Die politischen Entscheidungsträger Deutschlands haben das Problem kriminelle Familienclans erst relativ spät erkannt und die Behörden waren lange Zeit überfordert, da es der deutschen Polizei an Personal und Möglichkeiten fehlt, um Clankriminaliät als Phänomenbereich der Organisierten Kriminalität zu bekämpfen. Dabei helfen könnte eine Gesetzesänderung aus dem Jahr 2017, seither müssen die Behörden nicht mehr nachweisen, dass die Familienclans ihr Vermögen illegal erworben haben, sondern müssen diese belegen, auf legalem Wege an das Geld gelangt zu sein.23 Im Juli 2018 bekam der kriminelle Clan der Familie Remmo in Berlin die Folgen dieser Gesetzesnovelle zu spüren. In einer jahrelang vorbereiteten Aktion beschlagnahmte die Polizei 77 Immobilien des Clans im Wert von 9 Millionen Euro, gegen 16 Mitglieder des Clans laufen seither Ermittlungen wegen Geldwäsche.

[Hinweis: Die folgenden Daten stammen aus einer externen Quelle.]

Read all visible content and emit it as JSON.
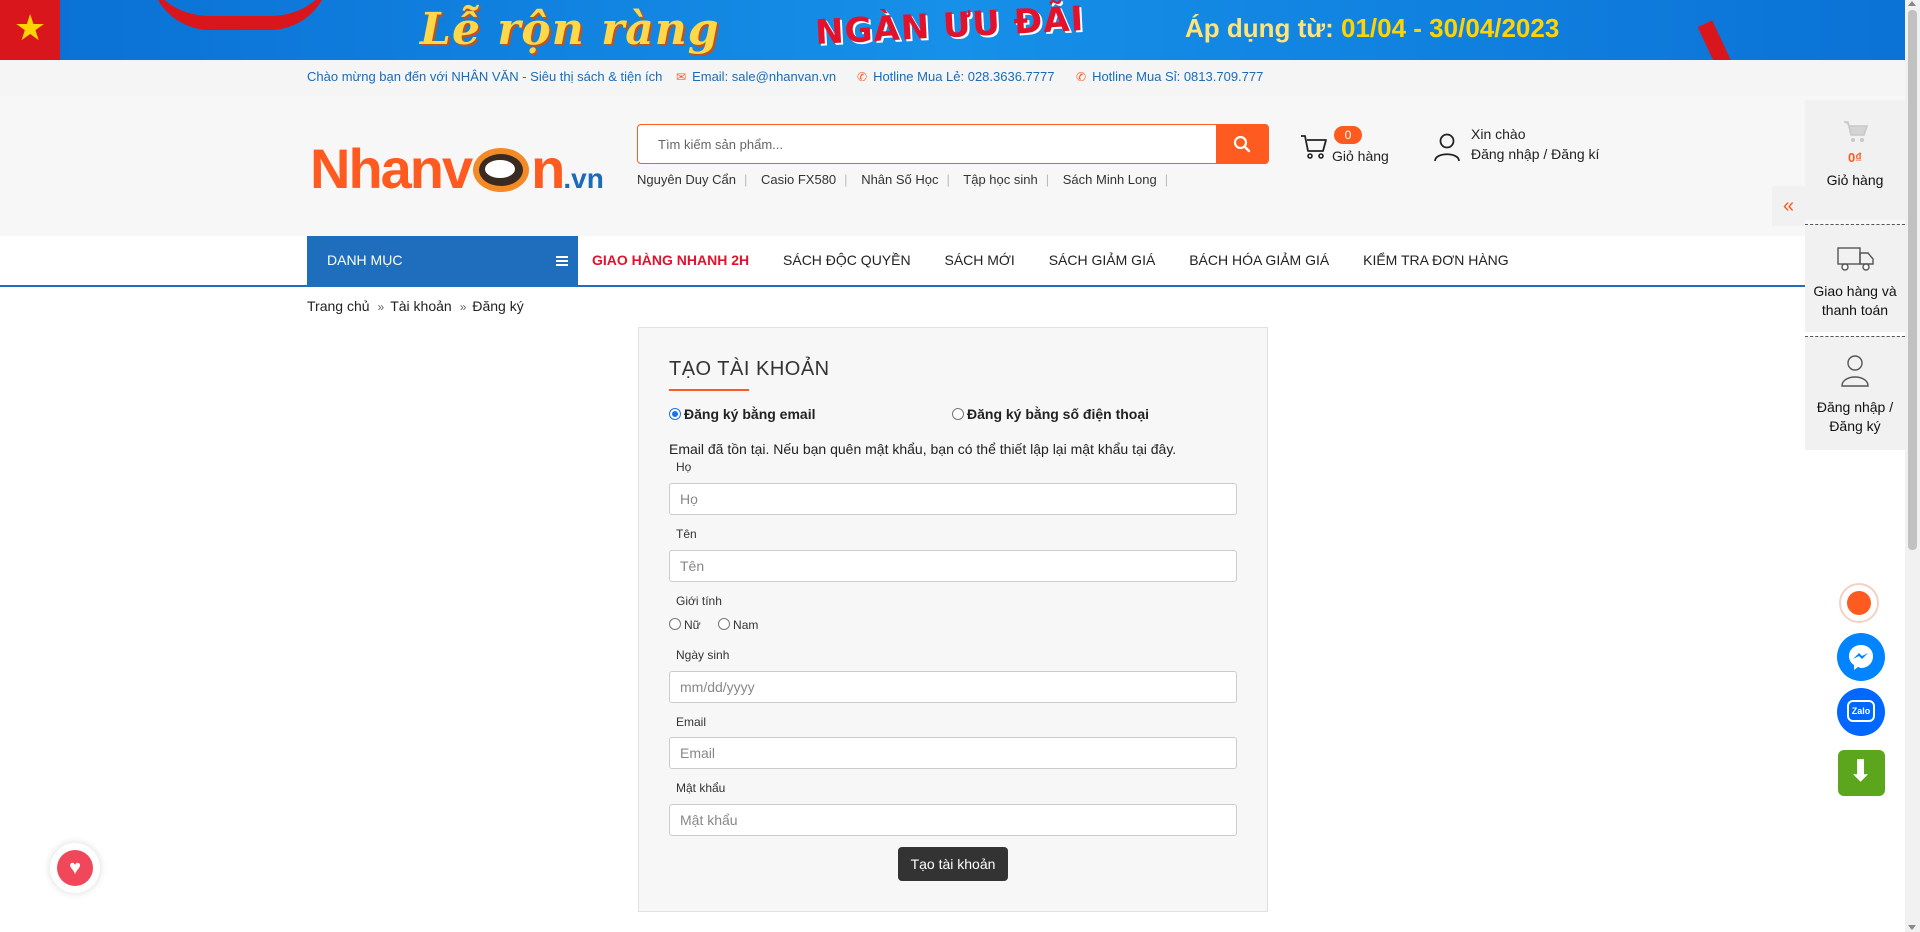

Nach Angaben des deutsch-libanesischen Islamwissenschaftlers Ralph Ghadban behindern die Familienclans die Arbeit der Polizei wo es geht, bedrohen Polizisten und schüchtern diese ein.24 Wollen die Polizei und andere Behörden Maßnahmen durchführen, stehen schnell Dutzende Mitglieder der Clans um sie herum, blockieren, beschimpfen sie, fangen Schlägereien an. Dadurch entstehen „No-go-Areas“, rechtsfreie Räume. Die deutsche Justiz wird gelähmt durch Bedrohung von Zeugen und Opfern, die dann Aussagen und Anzeigen zurücknehmen. Daher enden die meisten Gerichtsverfahren gegen Familienclans ergebnislos. Konflikte werden durch die Familienclans durch Paralleljustiz, „Friedensrichter“ geregelt. Schulen und Jugendämter können ihre Aufgaben nicht erfüllen, weil die Großfamilien der Clans sich der Zusammenarbeit verweigern.25


Nach Einschätzung des Islamwissenschaftlers Ghadban habe der „deutsche Staat versagt“, „er weigert sich bis heute, das Problem wahrzunehmen“26 Aufgrund der materiellen Erfolge der arabischen Clans haben auch andere Großfamilien ähnliche Strukturen entwickelt, außerdem sind neue ethnische Clans eingewandert: Tschetschenen, Albaner, Kosovaren, Jesiden u.a. Dieser Zuwachs an Familienclans, die Parallelgesellschaften bilden, „stellt eine große Bedrohung für eine offene, liberale, individualisierte Gesellschaft dar“, so Ghadban.27


Ralph Ghadban, der als Experte für kriminelle Familienclans gilt, erhält seit April 2019 Morddrohungen aus dem Milieu der kriminellen Familienclans und steht seither unter Polizeischutz. Mit folgenden Worten kritisiert er die Reaktionen der politischen Verantwortlichen im Stadtstaat Berlin: „Auffällig ist die Haltung von Berlin: Außer dem stellvertretenden Bürgermeister von Neukölln hat kein Mensch Position bezogen. Weder der Innensenator, noch der Justizsenator oder wie sie alle heißen. Es brennt in Berlin, aber kein Wort davon, als ob sie von diesem Fall nicht betroffen sind. Die müssen irgendwann kapieren, dass die Haltung der Politik entscheidend ist.“28 Aus seiner Sicht sind zwei Punkte notwendig, um die Machenschaften der kriminellen Familienclans zu bekämpfen: „Der Staat muss energisch intervenieren. Aber man muss sich auf der anderen Seite Gedanken machen, wie man sie integrieren kann. Die werden hierbleiben. Und da habe ich an eine Art Aussteigerprogramm gedacht.“29 Der Berliner Bezirk Neukölln arbeitet mittlerweile an solch einem Aussteigerprogramm, das im äußersten Fall beispielsweise vorsieht, Kinder, Jugendliche aus den Familien zu nehmen.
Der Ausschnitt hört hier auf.